Owner: Well, o'course it was nailed into it! If I hadn't nailed that feed in, it would have nuzzled up to Fark and Digg, violated their terms of service left and right, and VOOM! Feeweeweewee!

Mr. Bloglines: "VOOM"?!? Mate, this blog wouldn't "voom" if you put four million visitors through it! 'E's bleedin' demised!

Owner: No no! 'E's pining!

Mr. Bloglines: 'E's not pinin'! 'E's passed on! This blogger is no more! He has ceased to be! 'E's expired and gone to meet 'is maker! 'E's a stiff!

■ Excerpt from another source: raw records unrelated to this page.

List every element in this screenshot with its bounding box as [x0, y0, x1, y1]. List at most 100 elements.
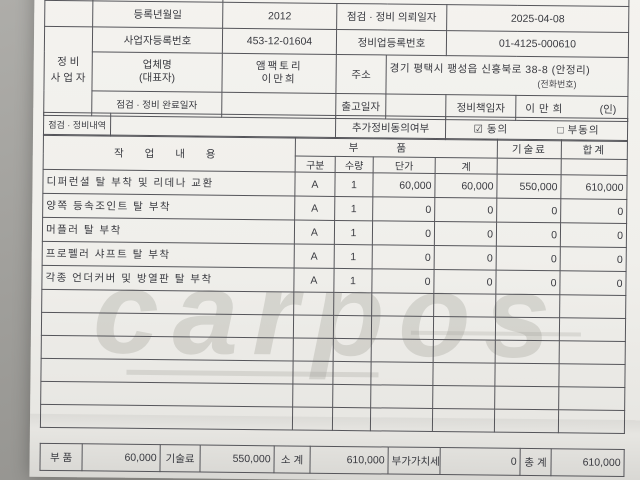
agree-label: 동의 [486, 123, 509, 136]
subtotal-value: 610,000 [309, 446, 389, 475]
empty-cell [40, 358, 294, 385]
type-cell: A [294, 172, 336, 197]
amount-cell: 0 [434, 221, 497, 247]
empty-cell [432, 362, 496, 387]
empty-cell [559, 340, 626, 365]
empty-cell [371, 338, 434, 363]
manager-name: 이만희 [525, 102, 567, 115]
empty-cell [495, 294, 560, 318]
unit-price-cell: 0 [372, 220, 435, 246]
subtotal-label: 소 계 [273, 445, 311, 474]
empty-cell [41, 289, 294, 316]
address-value: 경기 평택시 팽성읍 신흥북로 38-8 (안정리) (전화번호) [385, 54, 629, 97]
registration-date-label: 등록년월일 [92, 0, 223, 29]
totals-row: 부 품 60,000 기술료 550,000 소 계 610,000 부가가치세… [39, 443, 625, 477]
empty-cell [495, 317, 560, 341]
unit-price-cell: 60,000 [372, 172, 436, 198]
unit-price-cell: 0 [372, 196, 435, 222]
parts-total-value: 60,000 [81, 443, 161, 472]
type-cell: A [294, 196, 335, 221]
address-line: 경기 평택시 팽성읍 신흥북로 38-8 (안정리) [389, 62, 591, 77]
job-description: 디퍼런셜 탈 부착 및 리데나 교환 [42, 169, 296, 197]
empty-cell [40, 404, 293, 431]
unit-price-cell: 0 [372, 244, 435, 270]
company-name-value: 앰팩토리 이만희 [221, 53, 337, 94]
empty-cell [494, 386, 559, 410]
empty-cell [432, 408, 495, 433]
business-reg-number-label: 사업자등록번호 [92, 26, 223, 54]
labor-cell: 0 [496, 222, 561, 247]
vat-label: 부가가치세 [387, 447, 441, 475]
labor-cell: 0 [496, 246, 561, 271]
empty-cell [495, 340, 560, 364]
empty-cell [333, 292, 372, 316]
amount-cell: 0 [434, 197, 497, 223]
empty-cell [292, 407, 333, 431]
agree-checkbox-checked: ☑ [473, 122, 485, 135]
empty-cell [433, 339, 496, 364]
job-description-header: 작 업 내 용 [43, 134, 296, 173]
total-cell: 0 [559, 270, 627, 296]
company-label-line1: 업체명 [142, 58, 172, 72]
totals-summary-table: 부 품 60,000 기술료 550,000 소 계 610,000 부가가치세… [39, 443, 625, 477]
empty-cell [559, 294, 626, 319]
vat-value: 0 [439, 447, 521, 476]
group-label-line2: 사 업 자 [50, 71, 86, 85]
empty-cell [332, 407, 371, 431]
shop-reg-number-value: 01-4125-000610 [446, 30, 629, 58]
type-cell: A [293, 268, 335, 293]
labor-fee-header: 기술료 [497, 139, 562, 159]
empty-cell [494, 363, 560, 387]
empty-cell [371, 292, 434, 317]
total-header: 합계 [561, 139, 628, 160]
additional-repair-consent-label: 추가정비동의여부 [335, 115, 446, 140]
unit-price-subheader: 단가 [373, 156, 436, 174]
work-items-table: 작 업 내 용 부품 기술료 합계 구분 수량 단가 계 디퍼런셜 탈 부착 및… [40, 134, 628, 434]
empty-cell [558, 409, 625, 434]
ceo-name: 이만희 [261, 73, 297, 86]
consent-agree-option: ☑ 동의 [474, 121, 509, 136]
empty-cell [333, 315, 372, 339]
seal-mark: (인) [599, 103, 617, 116]
job-description: 프로펠러 샤프트 탈 부착 [42, 241, 295, 269]
maintenance-invoice-document: carpos 등록년월일 2012 점검 · 정비 의뢰일자 2025-04-0… [29, 0, 640, 480]
empty-cell [370, 384, 433, 409]
labor-cell: 0 [495, 270, 561, 295]
total-cell: 610,000 [560, 174, 628, 200]
empty-cell [332, 361, 372, 385]
business-reg-number-value: 453-12-01604 [222, 28, 337, 55]
job-description: 각종 언더커버 및 방열판 탈 부착 [41, 265, 295, 293]
empty-cell [41, 312, 294, 339]
empty-cell [370, 407, 433, 432]
amount-cell: 0 [433, 269, 497, 295]
empty-subheader-cell [497, 158, 562, 175]
info-row-company: 업체명 (대표자) 앰팩토리 이만희 주소 경기 평택시 팽성읍 신흥북로 38… [44, 51, 629, 97]
qty-cell: 1 [334, 196, 373, 221]
empty-cell [293, 315, 334, 339]
shop-reg-number-label: 정비업등록번호 [336, 29, 447, 56]
empty-cell [292, 361, 334, 385]
unit-price-cell: 0 [371, 268, 435, 294]
labor-total-label: 기술료 [159, 444, 201, 473]
phone-number-note: (전화번호) [537, 79, 577, 90]
empty-group-cell [44, 0, 93, 27]
empty-cell [292, 384, 333, 408]
empty-cell [559, 317, 626, 342]
qty-cell: 1 [334, 244, 373, 269]
job-description: 머플러 탈 부착 [42, 217, 295, 245]
qty-cell: 1 [333, 268, 373, 293]
history-label: 점검 · 정비내역 [43, 112, 111, 137]
consent-disagree-option: □ 부동의 [557, 122, 599, 137]
empty-cell [433, 316, 496, 341]
request-date-value: 2025-04-08 [446, 4, 629, 33]
empty-cell [293, 338, 334, 362]
amount-subheader: 계 [435, 157, 498, 175]
disagree-checkbox-unchecked: □ [557, 123, 565, 136]
qty-subheader: 수량 [335, 156, 374, 173]
labor-cell: 0 [496, 198, 561, 223]
empty-cell [432, 385, 495, 410]
empty-cell [332, 384, 371, 408]
type-subheader: 구분 [295, 156, 336, 173]
qty-cell: 1 [334, 220, 373, 245]
empty-cell [370, 361, 434, 386]
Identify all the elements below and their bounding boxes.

Bereft of life, 'e rests in peace! If you hadn't nailed 'im to his feed, 'e'd be pushing up the daisies! 'Is metaphoric processes are now 'istory! 'E's off the grid! 'E's kicked the bucket, 'e's shuffled off 'is mortal coil, run down the curtain and joined the bleedin' choir invisibile!! THIS IS AN EX-BLOGGER!! (pause)

Owner: Well, I'd better replace it, then. (he takes a quick peek behind the counter) Sorry squire, I've had a look 'round the back of the colo, and uh,
we're right out of bloggers.

Mr. Bloglines: I see. I see, I get the picture.

Owner: I got a MySpace page.
(pause)

Mr. Bloglines: Pray, does it talk?

Owner: Nnnnot really. It does play this terrible song, though.

Mr. Bloglines: WELL IT'S HARDLY A BLOODY REPLACEMENT, IS IT?!!???!!?

Owner: N-no, I guess not. (gets ashamed, looks at his feet)

Mr. Bloglines: Well. (pause)

Owner: (quietly) D'you.... d'you want to be my Facebook friend?

Mr. Bloglines: (looks around) Yeah, all right, sure.